A wild horse or burro belongs to the Federal government until a Certificate of Title is issued. After you have had the animal for one year, the BLM will send you a Title Eligibility Letter. You must obtain a signed statement from a qualified person (such as a veterinarian) verifying that you have provided humane care for your adopted animal. Once the BLM receives the completed eligibility statement, you will receive a Certificate of Title. Then the animal becomes your private property.
  
What should I bring to the adoption?• A source of payment. Adoption fees can be paid with cash, personal check, money order, traveler’s check, or most credit cards.
• A double-stitched nylon webbed halter and a lead rope for each animal you adopt.

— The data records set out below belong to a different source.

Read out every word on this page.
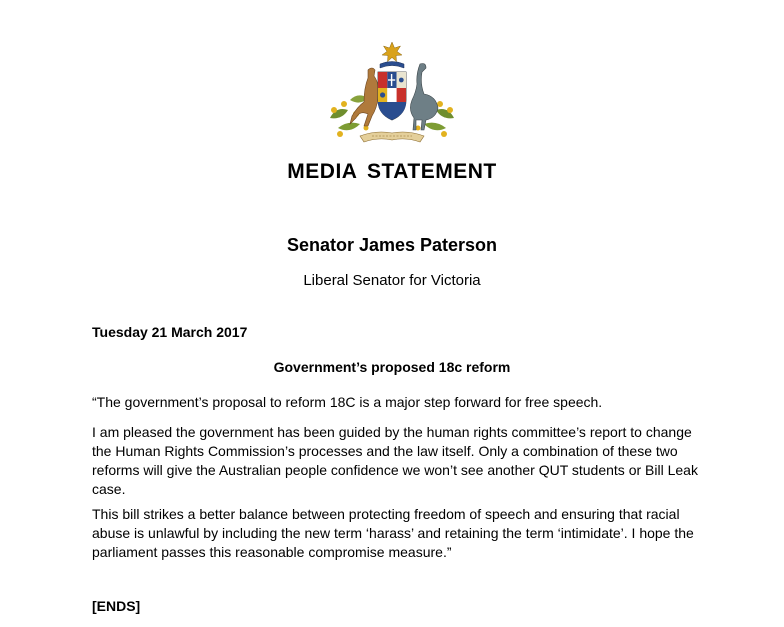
MEDIA STATEMENT
Senator James Paterson
Liberal Senator for Victoria
Tuesday 21 March 2017
Government’s proposed 18c reform

“The government’s proposal to reform 18C is a major step forward for free speech.

I am pleased the government has been guided by the human rights committee’s report to change the Human Rights Commission’s processes and the law itself. Only a combination of these two reforms will give the Australian people confidence we won’t see another QUT students or Bill Leak case.

This bill strikes a better balance between protecting freedom of speech and ensuring that racial abuse is unlawful by including the new term ‘harass’ and retaining the term ‘intimidate’. I hope the parliament passes this reasonable compromise measure.”

[ENDS]
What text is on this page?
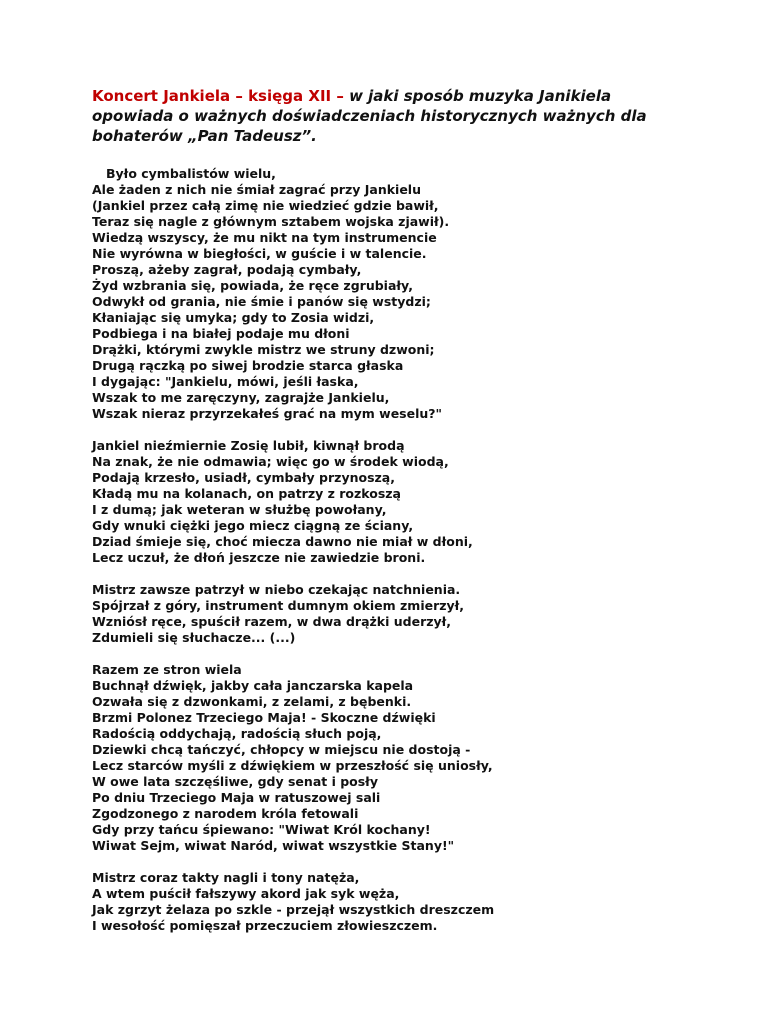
Koncert Jankiela – księga XII – w jaki sposób muzyka Janikiela opowiada o ważnych doświadczeniach historycznych ważnych dla bohaterów „Pan Tadeusz”.
Było cymbalistów wielu,
Ale żaden z nich nie śmiał zagrać przy Jankielu
(Jankiel przez całą zimę nie wiedzieć gdzie bawił,
Teraz się nagle z głównym sztabem wojska zjawił).
Wiedzą wszyscy, że mu nikt na tym instrumencie
Nie wyrówna w biegłości, w guście i w talencie.
Proszą, ażeby zagrał, podają cymbały,
Żyd wzbrania się, powiada, że ręce zgrubiały,
Odwykł od grania, nie śmie i panów się wstydzi;
Kłaniając się umyka; gdy to Zosia widzi,
Podbiega i na białej podaje mu dłoni
Drążki, którymi zwykle mistrz we struny dzwoni;
Drugą rączką po siwej brodzie starca głaska
I dygając: "Jankielu, mówi, jeśli łaska,
Wszak to me zaręczyny, zagrajże Jankielu,
Wszak nieraz przyrzekałeś grać na mym weselu?"
Jankiel nieźmiernie Zosię lubił, kiwnął brodą
Na znak, że nie odmawia; więc go w środek wiodą,
Podają krzesło, usiadł, cymbały przynoszą,
Kładą mu na kolanach, on patrzy z rozkoszą
I z dumą; jak weteran w służbę powołany,
Gdy wnuki ciężki jego miecz ciągną ze ściany,
Dziad śmieje się, choć miecza dawno nie miał w dłoni,
Lecz uczuł, że dłoń jeszcze nie zawiedzie broni.
Mistrz zawsze patrzył w niebo czekając natchnienia.
Spójrzał z góry, instrument dumnym okiem zmierzył,
Wzniósł ręce, spuścił razem, w dwa drążki uderzył,
Zdumieli się słuchacze... (...)
Razem ze stron wiela
Buchnął dźwięk, jakby cała janczarska kapela
Ozwała się z dzwonkami, z zelami, z bębenki.
Brzmi Polonez Trzeciego Maja! - Skoczne dźwięki
Radością oddychają, radością słuch poją,
Dziewki chcą tańczyć, chłopcy w miejscu nie dostoją -
Lecz starców myśli z dźwiękiem w przeszłość się uniosły,
W owe lata szczęśliwe, gdy senat i posły
Po dniu Trzeciego Maja w ratuszowej sali
Zgodzonego z narodem króla fetowali
Gdy przy tańcu śpiewano: "Wiwat Król kochany!
Wiwat Sejm, wiwat Naród, wiwat wszystkie Stany!"
Mistrz coraz takty nagli i tony natęża,
A wtem puścił fałszywy akord jak syk węża,
Jak zgrzyt żelaza po szkle - przejął wszystkich dreszczem
I wesołość pomięszał przeczuciem złowieszczem.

• Stock-type trailers with rear swing gates to transport adopted animals.
  
Where can I adopt a wild horse or burro and where can I get more information?The BLM holds adoptions at different locations throughout the United States, depending on public interest. Most BLM facilities and BLM contract facilities have animals available for adoption year-round by appointment. Call toll free at 866.4.MUSTANGS, or visit the Bureau of Land Management’s web site at www.wildhorseandburro.blm.gov for more information.
  
What else should I know before adopting a wild horse or burro?• Allow plenty of time to view the animals prior to the beginning of the adoption selection process. Base your selection on your goals for the animal.
• You may not transport adopted animals for longer than 24 hours without unloading for food, water, and rest. Corrals used for this resting period must meet the minimum facility requirements. You must allow at least five hours for the animals to rest.
• If your journey home crosses state lines, you should check with each state prior to adoption about any additional requirements or certifications they may require.
• Visit your local library, Humane Society or veterinarian. They are often a good resource.
  
Do I have to keep the animal in the 6', protrusion-free corral until I receive title to the animal?No. Once the animal is gentled, you may release it into a pasture setting. Keep in mind, you do not want to move it into a pasture until you are comfortable that you can catch it when necessary for feed and care.
   
Why do I need a covered stock trailer and does it have to be a solid top?We require a covered stock trailer because the animals have never been loaded into a small trailer. In addition, it is safer, and less stressful, for BLM personnel to load the animal into a stock trailer. The covering is required since the animals have the ability to jump outside an open trailer.

Covered stock trailer refers to: solid top, pipe rails, tarp over an open-top trailer, etc. The idea is to prevent the animal from jumping out.